Micronutrients: Essential in Tiny Amounts
Micronutrients: Essential in Tiny Amounts
Throughout most of evolution, food was our only source of vitamins and minerals. Today, however, the “one-a-day” multivitamin-mineral tablet is a kind of nutritional insurance policy for millions of Americans, whether they need it or not. In recent years it has been eclipsed by megadose formulations of individual micro nutrients supposedly capable of performing health miracles far beyond warding off the well-known deficiency diseases.
The Lift Sustaining Vitamins
Even as millions down a veritable alphabet soup’s worth of vitamin supplements each day, confusion and controversy surround these nutrients. There’s only one fact about which there is no argument: Vitamins are essential to good health. But which ones, for whom, and how much?
Vitamins are organic substances that are required in the diet in tiny amounts – altogether, less than an eighth of a teaspoon a day – to assist in your body’s processing of other major nutrients, protein, fats, and carbohydrates. In addition, certain vitamins participate in the formation of blood cells, hormones, nervous system chemicals, and genetic material. Most vitamins function as aids to enzymes. When a particular vitamin is missing from the diet or is present in inadequate amounts, characteristic deficiency symptoms develop.
The amount of each vitamin that the federal government recommends for daily consumption is based on how much is required to avoid any signs of deficiency in the average person, plus a substantial safety margin to take into account natural variations in individual needs and abilities to absorb consumed vitamins. However, a number of circumstances, including cigarette smoking, the use of certain drugs, various illnesses, old age, heavy use of alcohol, and pregnancy and lactation may increase a person’s need for certain vitamins beyond ordinary recommended amounts.

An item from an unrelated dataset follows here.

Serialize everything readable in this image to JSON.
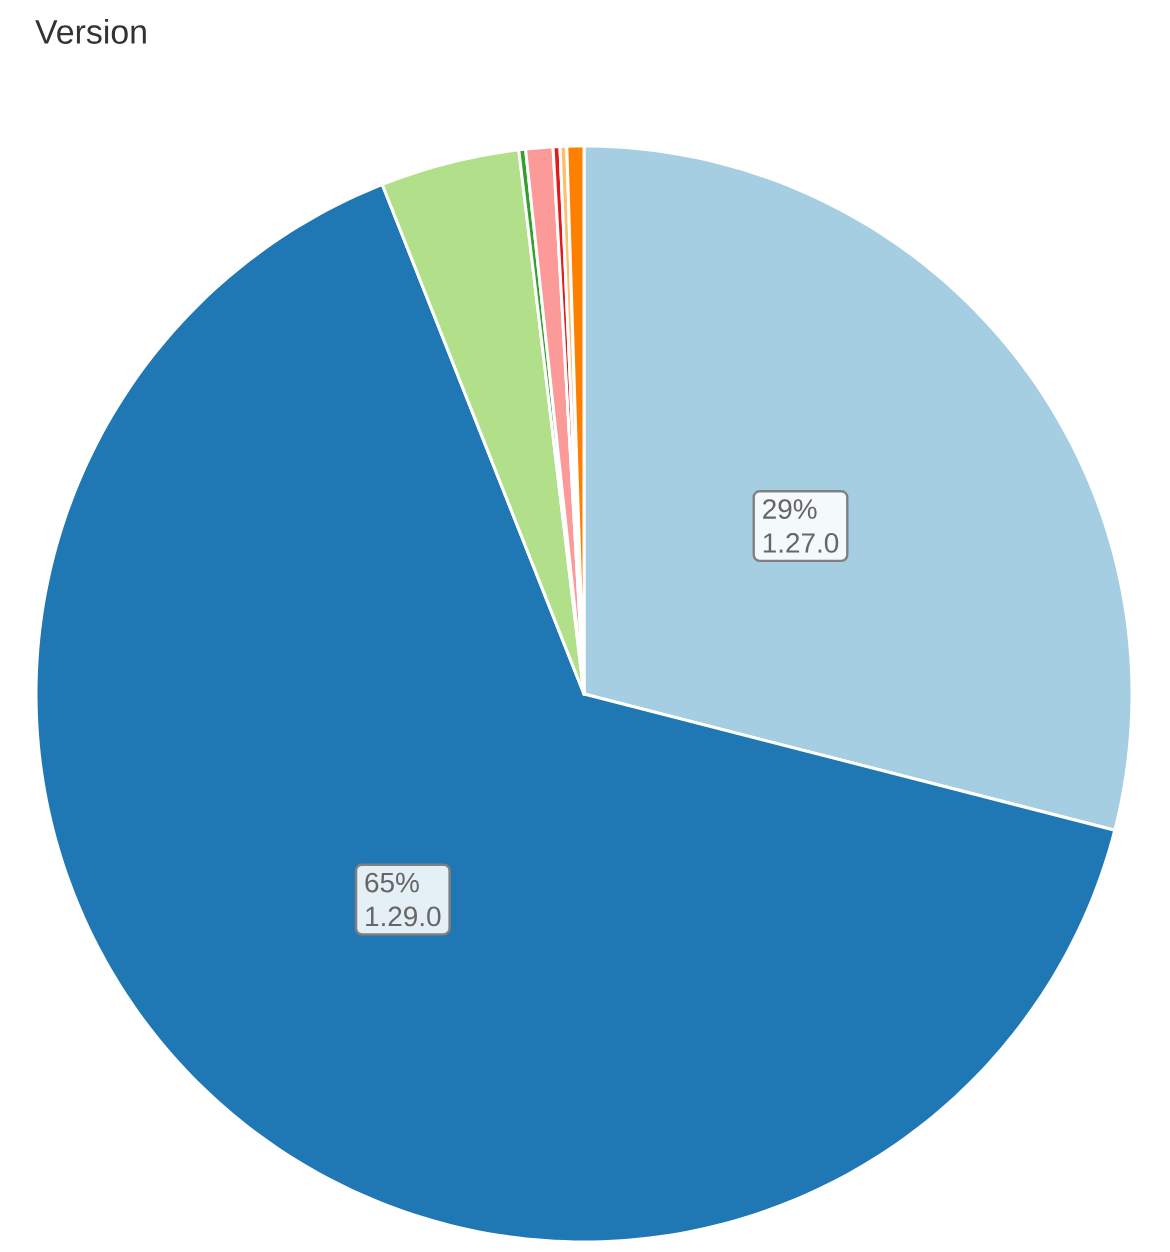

Users of oral contraceptives, for example, need extra B vitamins thiamine, niacin, pyridoxine, and B12 – and vitamin C. Heavy smokers need additional C, and heavy drinkers require more thiamine, niacin, pyridoxine, and folic acid than other people, even if they eat otherwise good diets. The elderly tend to absorb less of the B vitamins and vitamin C and so may need to consume extra amounts. Persons with obstructive jaundice, bowel diseases, or chronic diarrhea may absorb little of vitamins A, D, E, and K. Prolonged use of antibiotics can destroy the intestinal bacteria that normally produce several of our B vitamins and vitamin K. Following surgery, illness, injury, or extensive bums, the body’s need for vitamin C is increased.
It is commonly asserted that anyone who eats a “well-balanced diet” doesn’t need additional vitamins. Such a diet is described as including, each day, at least four servings of grain and cereal products, four or more servings of a variety of fruits and vegetables, two servings of dairy products, and two of meat, fish, poultry, or protein-rich legumes. Although this particular balance of foods certainly does not offer the only way to consume adequate vitamins, it is considered a reasonable guide for the average person.

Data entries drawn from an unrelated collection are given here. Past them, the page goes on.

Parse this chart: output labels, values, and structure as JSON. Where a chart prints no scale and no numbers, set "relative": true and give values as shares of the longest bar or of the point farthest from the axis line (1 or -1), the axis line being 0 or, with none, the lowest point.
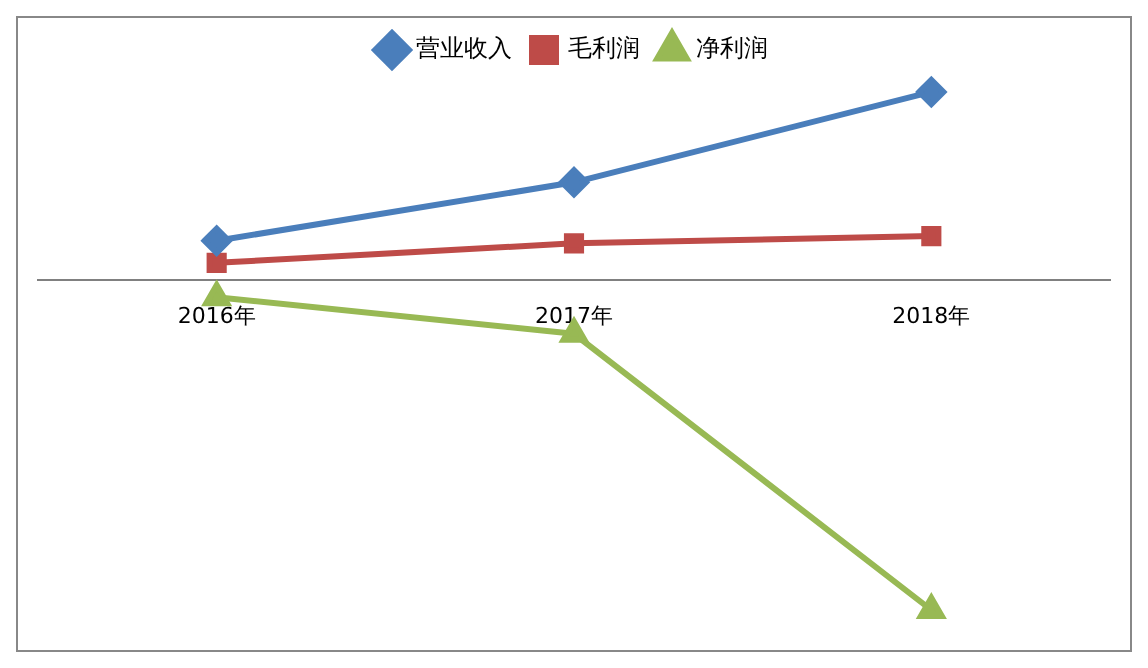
{
  "chart_data": {
    "type": "line",
    "relative": true,
    "categories": [
      "2016年",
      "2017年",
      "2018年"
    ],
    "series": [
      {
        "name": "营业收入",
        "color": "#4a7ebb",
        "marker": "diamond",
        "values": [
          0.119,
          0.296,
          0.57
        ]
      },
      {
        "name": "毛利润",
        "color": "#be4b48",
        "marker": "square",
        "values": [
          0.052,
          0.111,
          0.133
        ]
      },
      {
        "name": "净利润",
        "color": "#98b954",
        "marker": "triangle",
        "values": [
          -0.052,
          -0.163,
          -1
        ]
      }
    ],
    "legend": "top",
    "grid": false
  }
}
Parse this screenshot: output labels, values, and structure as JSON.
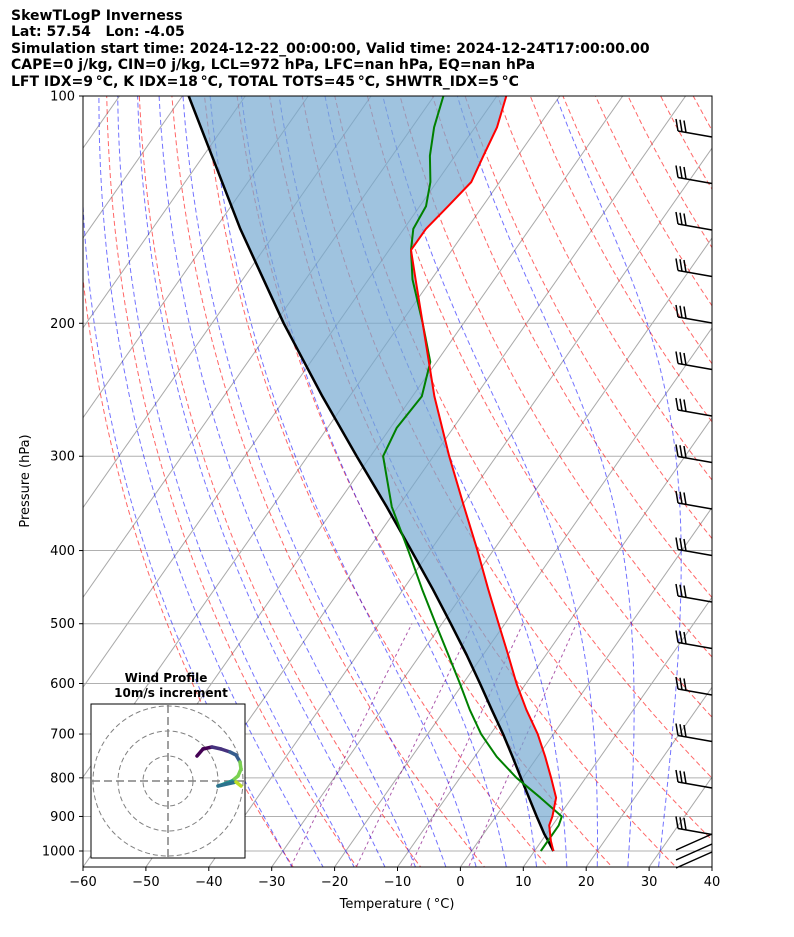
{
  "header": {
    "line1": "SkewTLogP Inverness",
    "line2": "Lat: 57.54   Lon: -4.05",
    "line3": "Simulation start time: 2024-12-22_00:00:00, Valid time: 2024-12-24T17:00:00.00",
    "line4": "CAPE=0 j/kg, CIN=0 j/kg, LCL=972 hPa, LFC=nan hPa, EQ=nan hPa",
    "line5": "LFT IDX=9 °C, K IDX=18 °C, TOTAL TOTS=45 °C, SHWTR_IDX=5 °C"
  },
  "colors": {
    "temperature": "#ff0000",
    "dewpoint": "#008000",
    "parcel": "#000000",
    "cape_fill": "#76a9d2",
    "dry_adiabat": "#ff0000",
    "moist_adiabat": "#0000ff",
    "mixing_ratio": "#800080",
    "isotherm_grid": "#808080"
  },
  "chart_data": [
    {
      "type": "line",
      "subtype": "skew-T log-P diagram",
      "xlabel": "Temperature ( °C)",
      "ylabel": "Pressure (hPa)",
      "xlim": [
        -60,
        40
      ],
      "ylim": [
        1050,
        100
      ],
      "y_scale": "log",
      "x_ticks": [
        -60,
        -50,
        -40,
        -30,
        -20,
        -10,
        0,
        10,
        20,
        30,
        40
      ],
      "x_tick_labels": [
        "−60",
        "−50",
        "−40",
        "−30",
        "−20",
        "−10",
        "0",
        "10",
        "20",
        "30",
        "40"
      ],
      "y_ticks": [
        1000,
        900,
        800,
        700,
        600,
        500,
        400,
        300,
        200,
        100
      ],
      "y_tick_labels": [
        "1000",
        "900",
        "800",
        "700",
        "600",
        "500",
        "400",
        "300",
        "200",
        "100"
      ],
      "grid": true,
      "series": [
        {
          "key": "temperature",
          "pressure": [
            1000,
            970,
            925,
            900,
            850,
            800,
            750,
            700,
            650,
            600,
            550,
            500,
            450,
            400,
            350,
            300,
            250,
            200,
            175,
            160,
            150,
            140,
            130,
            120,
            110,
            100
          ],
          "values": [
            13,
            11.5,
            9.5,
            9.0,
            7.5,
            4.5,
            1.2,
            -2.5,
            -7.0,
            -11.5,
            -16.0,
            -21.0,
            -26.5,
            -32.5,
            -39.5,
            -47.5,
            -56.5,
            -66.5,
            -72.5,
            -76.5,
            -76.5,
            -75.5,
            -74.5,
            -75.5,
            -76.5,
            -78.5
          ]
        },
        {
          "key": "dewpoint",
          "pressure": [
            1000,
            970,
            925,
            900,
            850,
            800,
            750,
            700,
            650,
            600,
            550,
            500,
            450,
            400,
            350,
            300,
            275,
            250,
            225,
            200,
            175,
            160,
            150,
            140,
            130,
            120,
            110,
            100
          ],
          "values": [
            11.0,
            11.0,
            11.0,
            10.5,
            5.0,
            -1.0,
            -6.5,
            -11.5,
            -16.0,
            -20.5,
            -25.5,
            -31.0,
            -37.0,
            -43.5,
            -51.0,
            -58.0,
            -59.0,
            -58.5,
            -61.0,
            -66.5,
            -73.0,
            -76.5,
            -78.5,
            -79.0,
            -81.0,
            -84.0,
            -86.5,
            -88.5
          ]
        },
        {
          "key": "parcel",
          "pressure": [
            1000,
            972,
            950,
            900,
            850,
            800,
            750,
            700,
            650,
            600,
            550,
            500,
            450,
            400,
            350,
            300,
            250,
            200,
            150,
            100
          ],
          "values": [
            13,
            11.2,
            9.7,
            6.5,
            3.2,
            -0.3,
            -4.0,
            -8.0,
            -12.5,
            -17.3,
            -22.6,
            -28.6,
            -35.3,
            -43.0,
            -51.8,
            -62.2,
            -74.3,
            -88.6,
            -106.0,
            -129.0
          ]
        }
      ]
    },
    {
      "type": "line",
      "subtype": "hodograph",
      "title": "Wind Profile",
      "subtitle": "10m/s increment",
      "grid": true
    }
  ]
}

Obviously we all don’t eat this way. For some people, such as those who eat erratically, those on strict low-calorie diets, those who rely primarily on heavily processed and canned foods, picky eaters, and vegetarians, a diet containing adequate amounts of vitamins may not be consumed. In these cases supplementing the diet with a multivitamin pill may be advisable.

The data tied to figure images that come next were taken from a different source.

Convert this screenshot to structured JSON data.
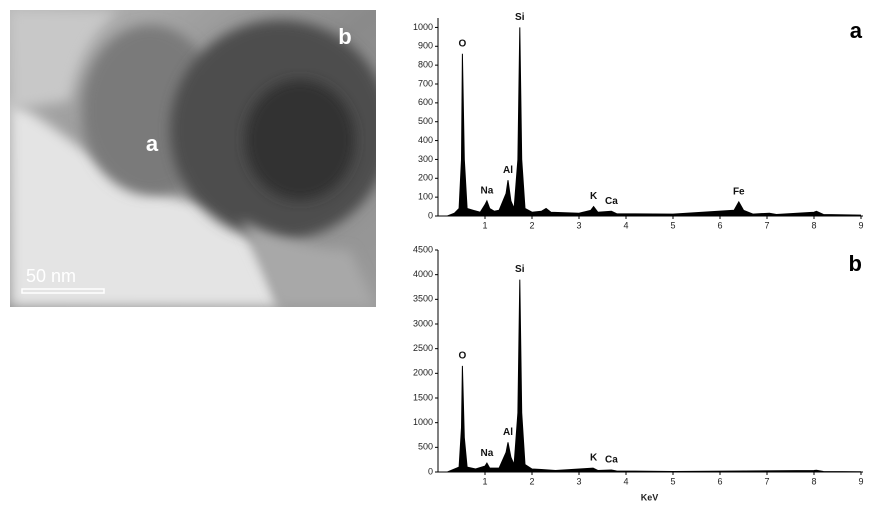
{
  "image": {
    "labels": [
      "a",
      "b"
    ],
    "scale_bar": "50 nm"
  },
  "chart_data": [
    {
      "type": "line",
      "panel_label": "a",
      "color": "#000000",
      "xlim": [
        0,
        9
      ],
      "xticks": [
        1,
        2,
        3,
        4,
        5,
        6,
        7,
        8,
        9
      ],
      "ylim": [
        0,
        1050
      ],
      "yticks": [
        0,
        100,
        200,
        300,
        400,
        500,
        600,
        700,
        800,
        900,
        1000
      ],
      "x": [
        0.2,
        0.35,
        0.45,
        0.5,
        0.52,
        0.56,
        0.62,
        0.75,
        0.9,
        1.0,
        1.04,
        1.1,
        1.2,
        1.3,
        1.45,
        1.49,
        1.55,
        1.62,
        1.7,
        1.74,
        1.78,
        1.85,
        2.0,
        2.2,
        2.3,
        2.4,
        3.0,
        3.25,
        3.31,
        3.4,
        3.69,
        3.8,
        5.0,
        6.3,
        6.4,
        6.5,
        6.7,
        7.05,
        7.2,
        8.0,
        8.05,
        8.2,
        9.0
      ],
      "values": [
        0,
        15,
        40,
        300,
        860,
        300,
        40,
        30,
        20,
        60,
        80,
        40,
        25,
        30,
        120,
        190,
        80,
        40,
        300,
        1000,
        300,
        40,
        20,
        25,
        40,
        20,
        15,
        30,
        50,
        20,
        25,
        12,
        10,
        30,
        75,
        30,
        10,
        15,
        8,
        20,
        25,
        8,
        5
      ],
      "peaks": [
        {
          "label": "O",
          "x": 0.52,
          "y": 860
        },
        {
          "label": "Na",
          "x": 1.04,
          "y": 80
        },
        {
          "label": "Al",
          "x": 1.49,
          "y": 190
        },
        {
          "label": "Si",
          "x": 1.74,
          "y": 1000
        },
        {
          "label": "K",
          "x": 3.31,
          "y": 50
        },
        {
          "label": "Ca",
          "x": 3.69,
          "y": 25
        },
        {
          "label": "Fe",
          "x": 6.4,
          "y": 75
        }
      ]
    },
    {
      "type": "line",
      "panel_label": "b",
      "color": "#000000",
      "x_label": "KeV",
      "xlim": [
        0,
        9
      ],
      "xticks": [
        1,
        2,
        3,
        4,
        5,
        6,
        7,
        8,
        9
      ],
      "ylim": [
        0,
        4500
      ],
      "yticks": [
        0,
        500,
        1000,
        1500,
        2000,
        2500,
        3000,
        3500,
        4000,
        4500
      ],
      "x": [
        0.2,
        0.45,
        0.5,
        0.52,
        0.56,
        0.62,
        0.8,
        1.0,
        1.04,
        1.1,
        1.3,
        1.45,
        1.49,
        1.55,
        1.62,
        1.7,
        1.74,
        1.78,
        1.85,
        2.0,
        2.2,
        2.5,
        3.3,
        3.4,
        3.69,
        3.8,
        5.0,
        8.0,
        8.05,
        8.2,
        9.0
      ],
      "values": [
        0,
        100,
        900,
        2150,
        700,
        100,
        60,
        120,
        180,
        80,
        80,
        400,
        600,
        300,
        150,
        1200,
        3900,
        1200,
        150,
        60,
        50,
        30,
        80,
        30,
        40,
        20,
        10,
        30,
        35,
        10,
        5
      ],
      "peaks": [
        {
          "label": "O",
          "x": 0.52,
          "y": 2150
        },
        {
          "label": "Na",
          "x": 1.04,
          "y": 180
        },
        {
          "label": "Al",
          "x": 1.49,
          "y": 600
        },
        {
          "label": "Si",
          "x": 1.74,
          "y": 3900
        },
        {
          "label": "K",
          "x": 3.31,
          "y": 80
        },
        {
          "label": "Ca",
          "x": 3.69,
          "y": 40
        }
      ]
    }
  ]
}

However, improving one’s diet is clearly the preferred route to obtaining essential nutrients, since there is no pill that can completely compensate for the deficiencies in an inadequate or poorly balanced diet. And don’t assume that you don’t have to worry about what else you eat because you start each day with a vitamin-packed cereal. You can’t be sure how many of the vitamins in your bowl actually get into your body, and no cereal contains all the required vitamins in the needed proportions.
If you do need a vitamin supplement, with the exception of vitamin E, it matters not (except to the income of the seller) whether you buy “natural” or synthetic vitamins. The body can’t tell them apart. A molecule of vitamin C (ascorbic acid) is the same whether it originated in a rose hip or a chemistry lab. For vitamin E, the natural form is chemically different and slightly more active than synthetic versions.
There are thirteen undisputed vitamins – four that are soluble in fat and nine that are soluble in water – plus one to five other substances (including choline and inositol) that some assert are vitamins but that others say are not, since they are produced in the body in adequate amounts and no deficiency symptoms are associated with their absence in the diet.
The fat-soluble vitamins – A, D, E, and K – are generally consumed along with fat-containing foods. They are absorbed through the intestines with the aid of bile produced by the liver or fats in the diet. Because they are stored in your body’s fat , they do not necessarily have to be consumed each day.
Thus, a cooked carrot every other day, a cup of spinach every five days, or two ounces of beef liver once a week can fulfill an adult’s need for vitamin A. But also because they are stored, there is a danger of overdosing yourself with fat-soluble vitamins.
Water-soluble vitamins – eight B vitamins and C – present the opposite problem. The body has no storage depot for most of them, and they are continually being washed out with urine and sweat. Therefore, they should be consumed daily in adequate amounts to meet the body’s needs.